Besides never having experience riding on a waste disposal truck previously, the worker had reportedly never received any instruction on the proper procedures regarding getting on and off the back of the truck, nor had he ever received training of any kind, from either the waste disposal company or the staffing agency.
Question(s) For Expert Witness
- 1. Did this company follow proper safety procedures when placing a new hire into the field?
- 2. What could have been put in place to prevent this man's injury from occurring?
Expert Witness Response E-007911
In my position as a certified professional in the staffing industry, I have personally placed a number of workers in positions such as this one, in the recycling and waste disposal industries, and I also serve as a Director of Safety.
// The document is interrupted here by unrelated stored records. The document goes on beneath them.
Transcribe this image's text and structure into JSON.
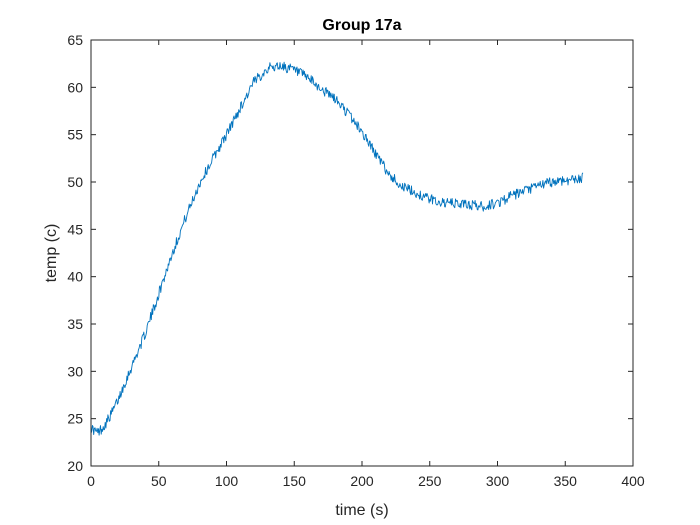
{
  "chart_data": {
    "type": "line",
    "title": "Group 17a",
    "xlabel": "time (s)",
    "ylabel": "temp (c)",
    "xlim": [
      0,
      400
    ],
    "ylim": [
      20,
      65
    ],
    "xticks": [
      0,
      50,
      100,
      150,
      200,
      250,
      300,
      350,
      400
    ],
    "yticks": [
      20,
      25,
      30,
      35,
      40,
      45,
      50,
      55,
      60,
      65
    ],
    "grid": false,
    "line_color": "#0072BD",
    "series": [
      {
        "x": [
          0,
          5,
          10,
          15,
          20,
          25,
          30,
          40,
          50,
          60,
          70,
          80,
          90,
          100,
          110,
          120,
          130,
          140,
          150,
          160,
          170,
          180,
          190,
          200,
          210,
          220,
          230,
          240,
          250,
          260,
          270,
          280,
          290,
          300,
          310,
          320,
          330,
          340,
          350,
          360,
          363
        ],
        "values": [
          24.0,
          23.5,
          24.3,
          25.5,
          27.0,
          28.8,
          30.5,
          34.0,
          38.2,
          42.5,
          46.3,
          49.8,
          52.5,
          55.0,
          57.8,
          60.5,
          62.0,
          62.3,
          61.8,
          61.0,
          59.8,
          58.8,
          57.2,
          55.3,
          53.0,
          50.8,
          49.5,
          48.8,
          48.2,
          47.8,
          47.7,
          47.6,
          47.4,
          47.8,
          48.5,
          49.0,
          49.6,
          50.0,
          50.2,
          50.3,
          50.5
        ]
      }
    ]
  }
}
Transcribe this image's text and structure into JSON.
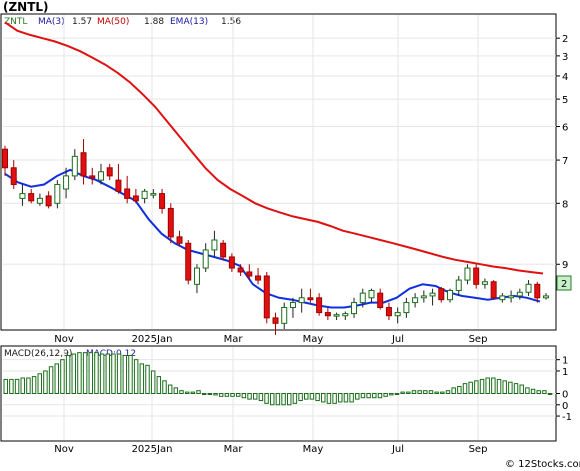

Based on the information available in this case, it does not seem as if neither the waste disposal company nor the staffing company followed proper safety procedures. The Occupational Safety and Health Administration (OSHA) places a duty on all employers, regardless of the industry, to do everything in their power to keep all of their workers as safe as possible. That means training every worker for the job they’re assigned to perform, and providing proper safety equipment where necessary.
This injury could have been prevented by having the worker participate in an established training program, and by supplying the appropriate personal protective equipment for the job. For example, it’s possible that a properly fitting hard hat might have protected his head sufficiently to prevent the brain injury that eventually killed him. This incident should have been avoidable and the deceased should have had training before being put on the truck.
This expert has more than a decade of experience in the staffing industry. He is certified as both a Personnel Consultant and a Temporary-Staffing Specialist. He previously worked as Senior Branch Manager for a national and worldwide staffing solutions company. He currently serves as Area Manager for a staffing company based in the Midwest that specializes in filling office and industrial positions.